Enhanced Fiber Optic Sensing
Fiber optic sensing, and FBG sensing in particular - is a great sensing technology. Small, non-electric, and intrinsically immune to EMI and harsh environmental conditions - it delivers data where it is most needed.
At PerCiv, we've set the goal: to make the best FBG sensing system, coupled with a top-notch analytics suite, to enable precise predictive maintenance for critical assets.
High Speed Sampling Matters
FBG sensors have long been used for sampling slow-changing parameters such as strain, pressure, and temperature.
For vibration and acceleration measurements, FBG interrogators with higher sampling speeds of up to 40 KS/s are required, which is useful for machine condition monitoring.
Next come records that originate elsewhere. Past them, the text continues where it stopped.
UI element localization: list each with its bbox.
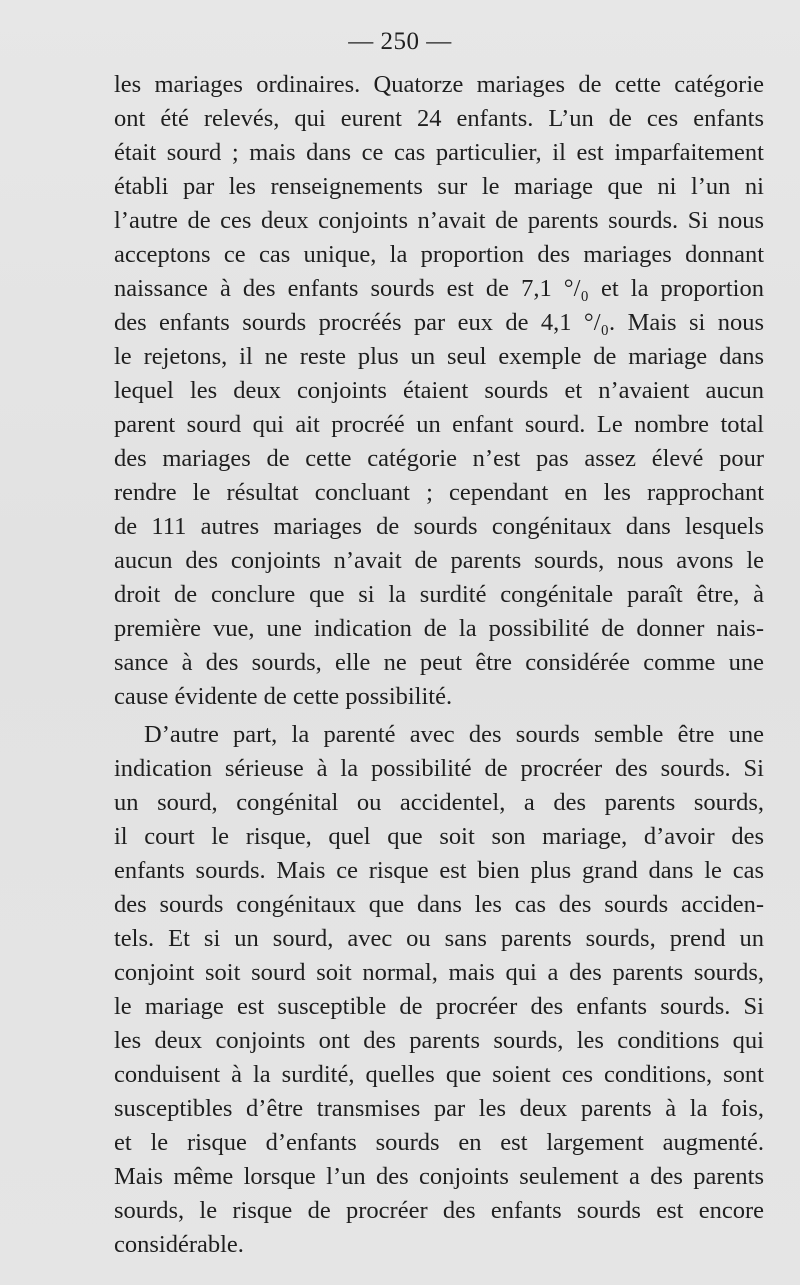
body-text [114,68,764,1262]
text-line: parent sourd qui ait procréé un enfant sourd. Le nombre total [114,411,764,438]
text-line: naissance à des enfants sourds est de 7,1 °/₀ et la proportion [114,275,764,302]
text-line: le rejetons, il ne reste plus un seul exemple de mariage dans [114,343,764,370]
text-line: des sourds congénitaux que dans les cas des sourds acciden- [114,891,764,918]
text-line: Mais même lorsque l’un des conjoints seulement a des parents [114,1163,764,1190]
text-line: lequel les deux conjoints étaient sourds et n’avaient aucun [114,377,764,404]
text-line: il court le risque, quel que soit son mariage, d’avoir des [114,823,764,850]
text-line: le mariage est susceptible de procréer des enfants sourds. Si [114,993,764,1020]
text-line: sance à des sourds, elle ne peut être considérée comme une [114,649,764,676]
text-line: rendre le résultat concluant ; cependant en les rapprochant [114,479,764,506]
text-line: tels. Et si un sourd, avec ou sans parents sourds, prend un [114,925,764,952]
text-line: ont été relevés, qui eurent 24 enfants. L’un de ces enfants [114,105,764,132]
text-line: conduisent à la surdité, quelles que soient ces conditions, sont [114,1061,764,1088]
text-line: droit de conclure que si la surdité congénitale paraît être, à [114,581,764,608]
text-line: les deux conjoints ont des parents sourds, les conditions qui [114,1027,764,1054]
text-line: les mariages ordinaires. Quatorze mariages de cette catégorie [114,71,764,98]
text-line: des mariages de cette catégorie n’est pas assez élevé pour [114,445,764,472]
text-line: était sourd ; mais dans ce cas particulier, il est imparfaitement [114,139,764,166]
text-line: aucun des conjoints n’avait de parents sourds, nous avons le [114,547,764,574]
text-line: l’autre de ces deux conjoints n’avait de parents sourds. Si nous [114,207,764,234]
text-line: susceptibles d’être transmises par les deux parents à la fois, [114,1095,764,1122]
text-line: établi par les renseignements sur le mariage que ni l’un ni [114,173,764,200]
text-line: indication sérieuse à la possibilité de procréer des sourds. Si [114,755,764,782]
text-line: des enfants sourds procréés par eux de 4,1 °/₀. Mais si nous [114,309,764,336]
text-line: acceptons ce cas unique, la proportion des mariages donnant [114,241,764,268]
text-line: cause évidente de cette possibilité. [114,683,453,710]
paragraph-2 [114,718,764,1262]
text-line: première vue, une indication de la possibilité de donner nais- [114,615,764,642]
text-line: conjoint soit sourd soit normal, mais qui a des parents sourds, [114,959,764,986]
page-number: — 250 — [348,28,452,55]
text-line: enfants sourds. Mais ce risque est bien plus grand dans le cas [114,857,764,884]
text-line: un sourd, congénital ou accidentel, a des parents sourds, [114,789,764,816]
text-line: de 111 autres mariages de sourds congénitaux dans lesquels [114,513,764,540]
text-line: considérable. [114,1231,244,1258]
text-line: sourds, le risque de procréer des enfants sourds est encore [114,1197,764,1224]
paragraph-1 [114,68,764,714]
text-line: D’autre part, la parenté avec des sourds semble être une [144,721,764,748]
text-line: et le risque d’enfants sourds en est largement augmenté. [114,1129,764,1156]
But the real breakthrough lies in the ability to reach even higher sampling ranges, with up to 10 MS/s per sensor, enabling the measurement of distinctive phenomena such as acoustic emission.
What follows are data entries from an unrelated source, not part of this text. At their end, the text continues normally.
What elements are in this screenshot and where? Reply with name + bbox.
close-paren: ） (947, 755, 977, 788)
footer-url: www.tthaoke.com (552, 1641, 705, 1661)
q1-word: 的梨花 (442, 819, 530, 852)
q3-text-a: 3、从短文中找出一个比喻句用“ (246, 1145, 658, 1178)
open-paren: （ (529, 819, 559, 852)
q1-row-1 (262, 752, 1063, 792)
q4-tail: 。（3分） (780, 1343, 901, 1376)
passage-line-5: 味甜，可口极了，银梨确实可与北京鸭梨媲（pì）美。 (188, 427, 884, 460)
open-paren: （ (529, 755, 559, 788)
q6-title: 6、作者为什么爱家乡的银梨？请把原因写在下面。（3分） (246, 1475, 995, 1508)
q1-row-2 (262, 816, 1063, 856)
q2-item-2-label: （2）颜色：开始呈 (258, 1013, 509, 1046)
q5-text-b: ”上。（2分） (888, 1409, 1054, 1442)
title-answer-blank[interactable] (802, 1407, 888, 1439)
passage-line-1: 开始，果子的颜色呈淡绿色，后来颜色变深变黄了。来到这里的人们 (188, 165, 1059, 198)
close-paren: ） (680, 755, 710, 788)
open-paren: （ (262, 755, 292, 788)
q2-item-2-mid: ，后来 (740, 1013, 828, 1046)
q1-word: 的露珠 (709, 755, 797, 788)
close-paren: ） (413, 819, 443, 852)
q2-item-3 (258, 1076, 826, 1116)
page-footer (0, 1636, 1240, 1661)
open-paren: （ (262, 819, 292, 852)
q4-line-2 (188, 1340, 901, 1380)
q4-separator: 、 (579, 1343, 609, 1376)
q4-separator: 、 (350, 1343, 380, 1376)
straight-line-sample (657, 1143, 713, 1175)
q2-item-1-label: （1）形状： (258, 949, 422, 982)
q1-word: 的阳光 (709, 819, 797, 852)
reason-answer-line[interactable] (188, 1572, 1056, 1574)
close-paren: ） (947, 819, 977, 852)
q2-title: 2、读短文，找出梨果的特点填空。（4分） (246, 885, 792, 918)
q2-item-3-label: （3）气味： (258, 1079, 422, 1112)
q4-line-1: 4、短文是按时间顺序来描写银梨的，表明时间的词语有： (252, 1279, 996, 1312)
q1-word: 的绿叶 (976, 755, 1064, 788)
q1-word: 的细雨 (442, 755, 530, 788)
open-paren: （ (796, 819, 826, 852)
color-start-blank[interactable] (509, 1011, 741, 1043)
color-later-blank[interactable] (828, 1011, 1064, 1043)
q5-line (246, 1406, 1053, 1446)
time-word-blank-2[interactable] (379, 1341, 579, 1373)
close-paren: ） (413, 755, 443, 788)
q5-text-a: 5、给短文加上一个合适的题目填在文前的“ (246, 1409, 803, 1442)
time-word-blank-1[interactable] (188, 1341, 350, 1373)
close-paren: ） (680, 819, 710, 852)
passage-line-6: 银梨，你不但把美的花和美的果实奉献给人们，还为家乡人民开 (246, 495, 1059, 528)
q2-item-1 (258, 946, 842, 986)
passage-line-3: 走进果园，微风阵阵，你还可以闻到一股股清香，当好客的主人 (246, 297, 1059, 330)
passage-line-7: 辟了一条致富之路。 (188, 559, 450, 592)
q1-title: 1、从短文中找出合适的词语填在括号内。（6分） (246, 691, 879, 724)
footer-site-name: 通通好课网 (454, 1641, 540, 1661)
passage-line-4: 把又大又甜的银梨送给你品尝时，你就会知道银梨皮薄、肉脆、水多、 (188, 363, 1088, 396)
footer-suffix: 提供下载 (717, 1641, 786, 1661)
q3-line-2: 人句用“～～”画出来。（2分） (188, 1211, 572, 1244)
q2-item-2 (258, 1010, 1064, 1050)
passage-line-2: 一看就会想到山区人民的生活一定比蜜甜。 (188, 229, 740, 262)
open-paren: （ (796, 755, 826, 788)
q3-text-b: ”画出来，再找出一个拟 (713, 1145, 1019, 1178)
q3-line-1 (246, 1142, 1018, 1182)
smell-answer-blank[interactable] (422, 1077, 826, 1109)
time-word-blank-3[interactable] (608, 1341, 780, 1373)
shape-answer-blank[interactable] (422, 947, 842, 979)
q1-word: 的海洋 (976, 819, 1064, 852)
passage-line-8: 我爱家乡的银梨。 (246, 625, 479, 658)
This high sampling speed opens up a world of possibilities, including pinpointing the root causes of asset deterioration, detecting destructive processes in structures (Structural Health Monitoring), continuous battery monitoring, chemical reactions inspection, and detecting partial discharge in high-voltage electrical systems. These benefits are only part of what is possible with the high bandwidth and unprecedented resolution of PerCiv FBG interrogators.
How does it work
Fiber Bragg Grating (FBG) sensors function by detecting shifts in the Bragg wavelength, which occur in response to changes in the surrounding environment. Spectral analysis techniques, including interferometers, tunable optical filters, tunable lasers, or diffraction elements, are used to measure this shift accurately. Most of these approaches have drawbacks that are related to the maximum sampling speed (usually reaching tens of KHz only), the bandwidth (interferometry interrogators can see dynamic changes, but omit the static ones), resolution or sensitivity,
PerCiv's unique approach converts Bragg-wavelength shifts into electronic (RF) signal changes. Once the demodulation of the Bragg data is transferred to the electronic domain, standard analog-to-digital techniques guarantee very high sampling speeds.